A recent study published in the Canadian Medical Association Journal found that there were 8,678 hospital admissions related to the pandemic, including 1,473 admissions to intensive care.

There were 428 deaths across Canada.

The government report noted that some of the government's effectiveness stemmed from putting in place recommendations made following other disease outbreaks, like SARS in 2003 and listeriosis in 2008.

But some of the failures in handling the H1N1 pandemic were also due to the fact that other recommendations from those outbreaks weren't implemented.

Those included putting in place a public health surveillance system.

During the H1N1 outbreak, the report noted, it was difficult to track vaccine uptake and immunization coverage.

While Canada had a pandemic preparedness plan in place, the report also revealed that it wasn't as useful as it could have been during an actual flu outbreak.

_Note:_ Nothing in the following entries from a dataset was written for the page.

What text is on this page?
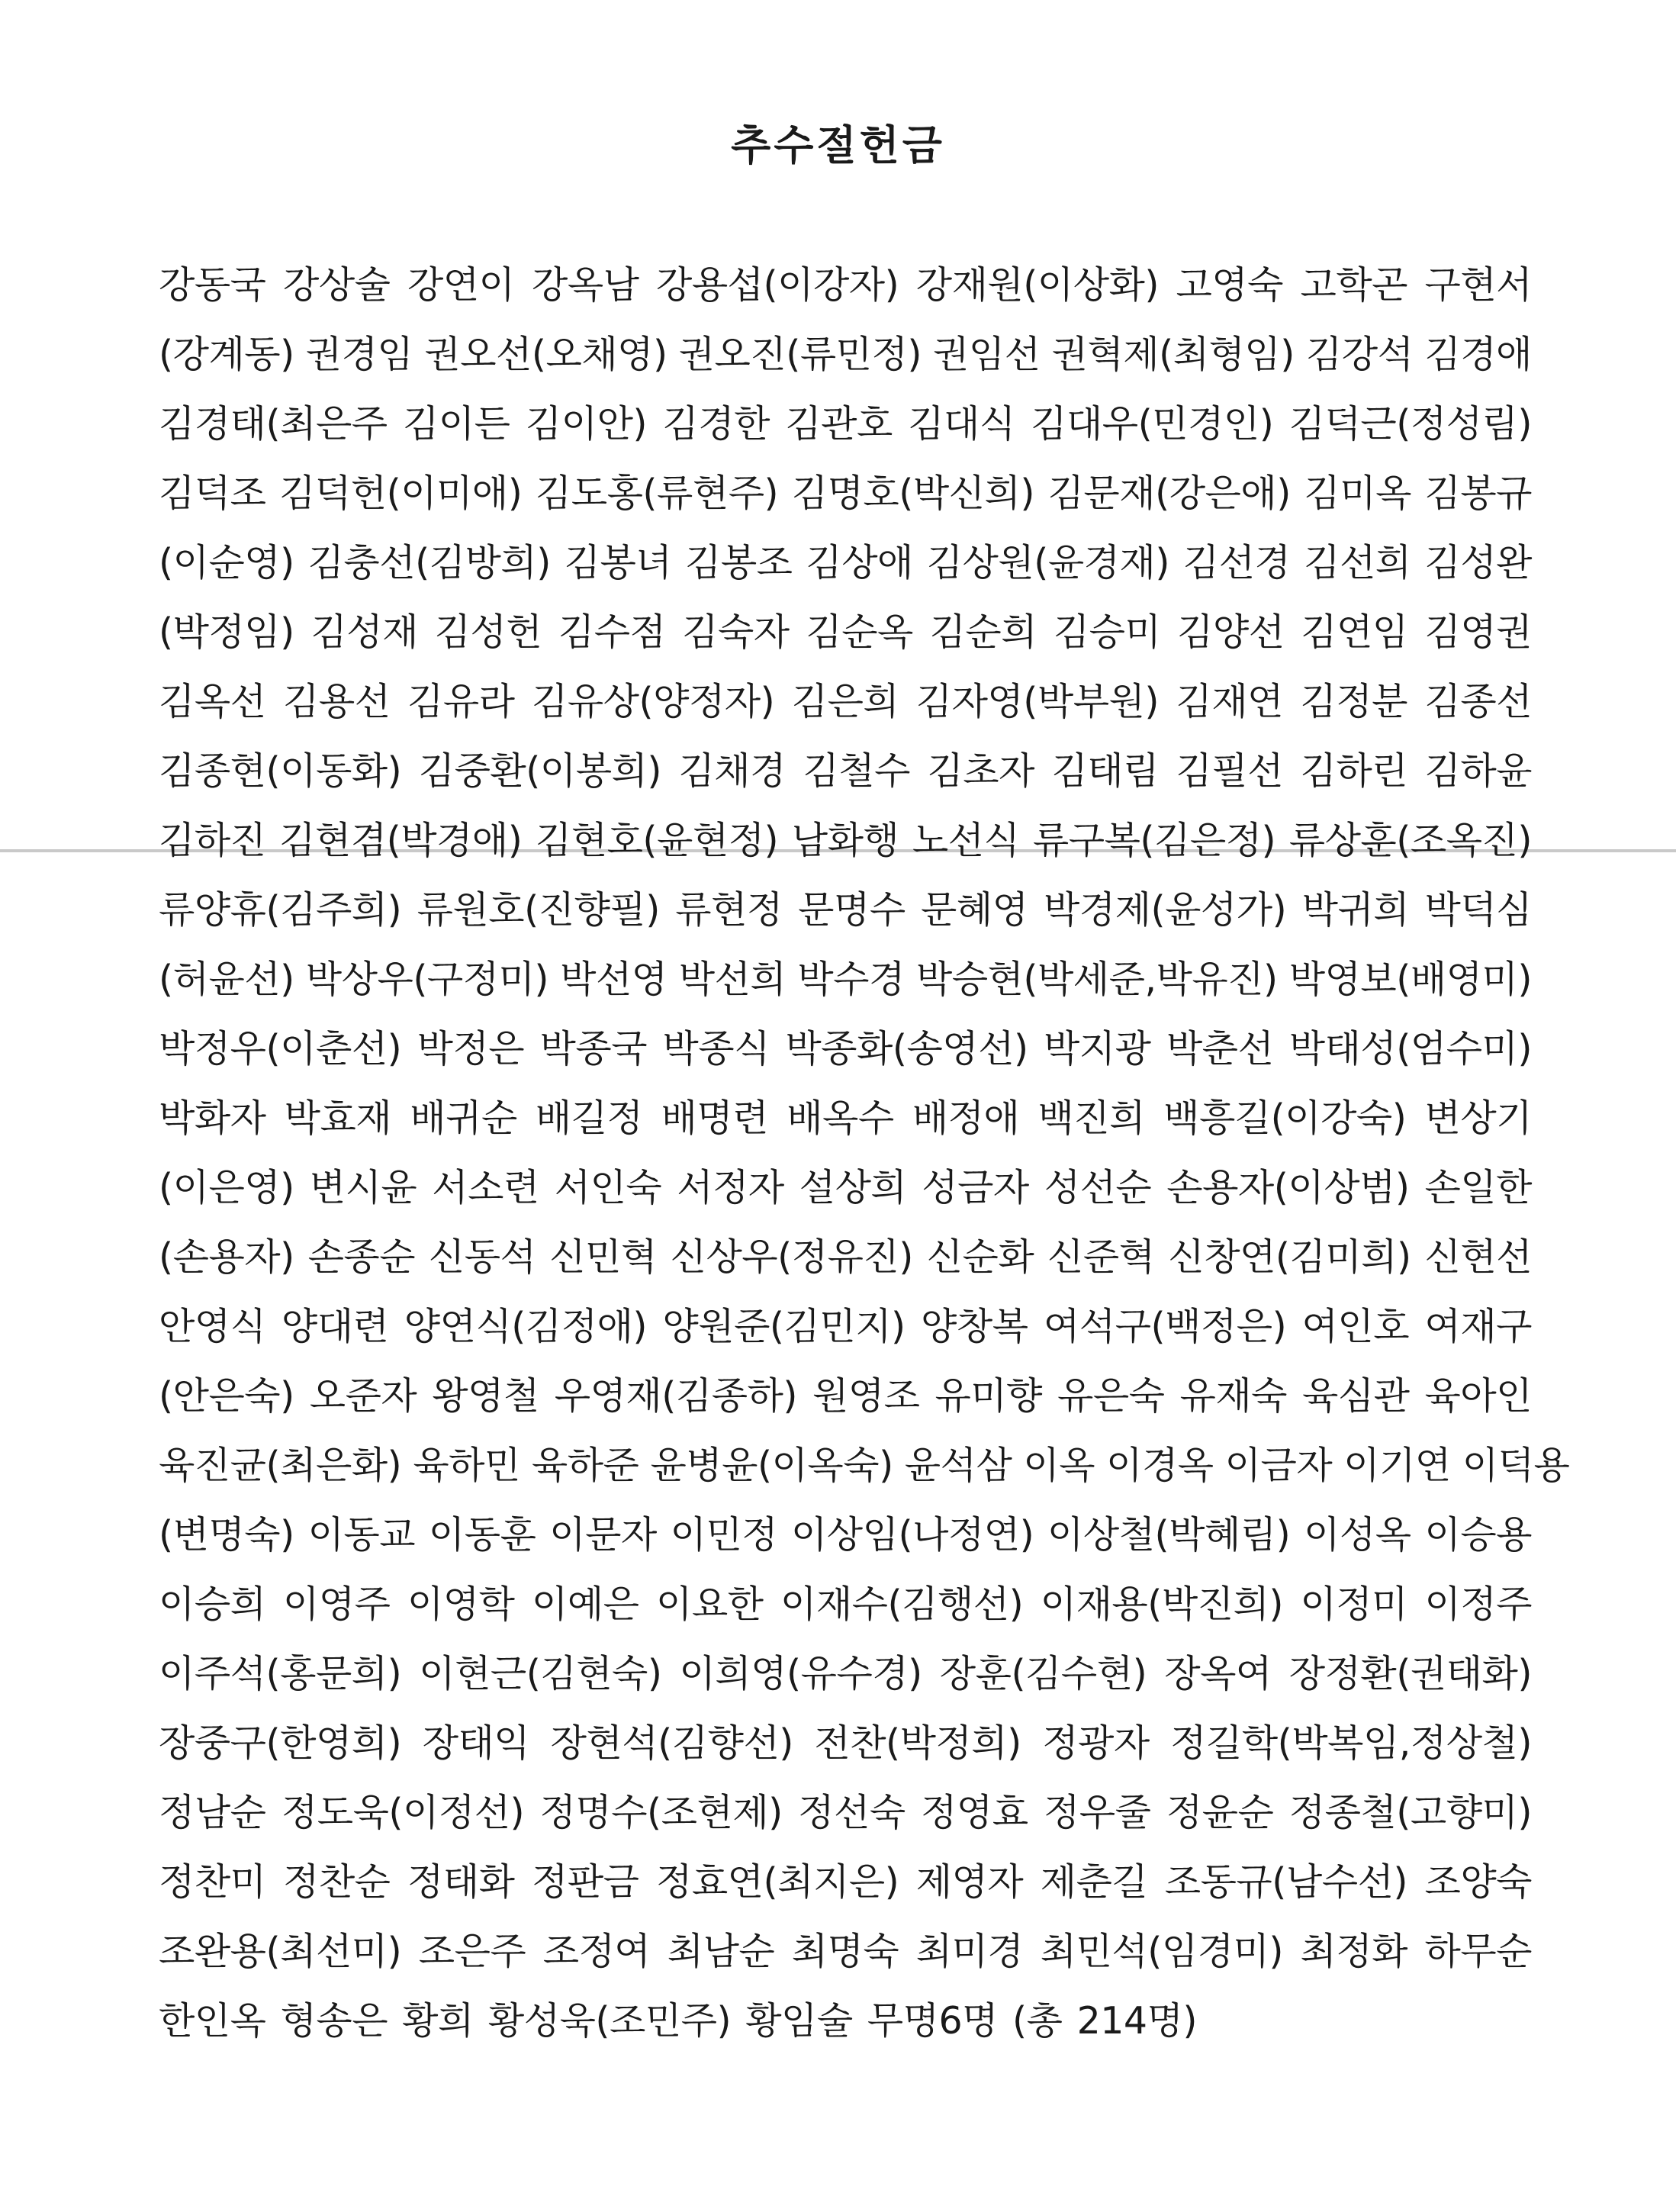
추수절헌금
강동국 강상술 강연이 강옥남 강용섭(이강자) 강재원(이상화) 고영숙 고학곤 구현서
(강계동) 권경임 권오선(오채영) 권오진(류민정) 권임선 권혁제(최형임) 김강석 김경애
김경태(최은주 김이든 김이안) 김경한 김관호 김대식 김대우(민경인) 김덕근(정성림)
김덕조 김덕헌(이미애) 김도홍(류현주) 김명호(박신희) 김문재(강은애) 김미옥 김봉규
(이순영) 김충선(김방희) 김봉녀 김봉조 김상애 김상원(윤경재) 김선경 김선희 김성완
(박정임) 김성재 김성헌 김수점 김숙자 김순옥 김순희 김승미 김양선 김연임 김영권
김옥선 김용선 김유라 김유상(양정자) 김은희 김자영(박부원) 김재연 김정분 김종선
김종현(이동화) 김중환(이봉희) 김채경 김철수 김초자 김태림 김필선 김하린 김하윤
김하진 김현겸(박경애) 김현호(윤현정) 남화행 노선식 류구복(김은정) 류상훈(조옥진)
류양휴(김주희) 류원호(진향필) 류현정 문명수 문혜영 박경제(윤성가) 박귀희 박덕심
(허윤선) 박상우(구정미) 박선영 박선희 박수경 박승현(박세준,박유진) 박영보(배영미)
박정우(이춘선) 박정은 박종국 박종식 박종화(송영선) 박지광 박춘선 박태성(엄수미)
박화자 박효재 배귀순 배길정 배명련 배옥수 배정애 백진희 백흥길(이강숙) 변상기
(이은영) 변시윤 서소련 서인숙 서정자 설상희 성금자 성선순 손용자(이상범) 손일한
(손용자) 손종순 신동석 신민혁 신상우(정유진) 신순화 신준혁 신창연(김미희) 신현선
안영식 양대련 양연식(김정애) 양원준(김민지) 양창복 여석구(백정은) 여인호 여재구
(안은숙) 오준자 왕영철 우영재(김종하) 원영조 유미향 유은숙 유재숙 육심관 육아인
육진균(최은화) 육하민 육하준 윤병윤(이옥숙) 윤석삼 이옥 이경옥 이금자 이기연 이덕용
(변명숙) 이동교 이동훈 이문자 이민정 이상임(나정연) 이상철(박혜림) 이성옥 이승용
이승희 이영주 이영학 이예은 이요한 이재수(김행선) 이재용(박진희) 이정미 이정주
이주석(홍문희) 이현근(김현숙) 이희영(유수경) 장훈(김수현) 장옥여 장정환(권태화)
장중구(한영희) 장태익 장현석(김향선) 전찬(박정희) 정광자 정길학(박복임,정상철)
정남순 정도욱(이정선) 정명수(조현제) 정선숙 정영효 정우줄 정윤순 정종철(고향미)
정찬미 정찬순 정태화 정판금 정효연(최지은) 제영자 제춘길 조동규(남수선) 조양숙
조완용(최선미) 조은주 조정여 최남순 최명숙 최미경 최민석(임경미) 최정화 하무순
한인옥 형송은 황희 황성욱(조민주) 황임술 무명6명 (총 214명)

The Senate drew the same conclusion, hearing from witnesses that the plan wasn't flexible enough.

"Canada, and the world, was fortunate that the pandemic was not more severe and it is possible that Canada's current pandemic plan and the country's public health infrastructure would not have been able to optimally address a harsher influenza pandemic," the Senate report said.

The Senate made 18 recommendations in their report, including the need for a backup vaccine supplier.

The current 10-year contract for vaccine supply expires next year and the government is currently in negotiations for a new one.

The reports also both raised concerns about the relationship between First Nations and the government during a pandemic.

Among other things, the government was roundly criticized for delaying a shipment of hand sanitizers to a reserve over concerns about alcohol content.

But Sen. Art Eggleton said his committee found that another problem is the underlying health conditions on reserves.

"One of the great concerns of the First Nations has been that in a number of these communities, the housing conditions and the inability to get clean water are terrible circumstances that feed these kinds of problems," he said.

But the first thing the government must do is at least stay the course by keeping funding going for pandemic planning, he said.

"We don't know when the next one is coming, we've got to be prepared for it," he said.

"The public wouldn't want us to do anything less."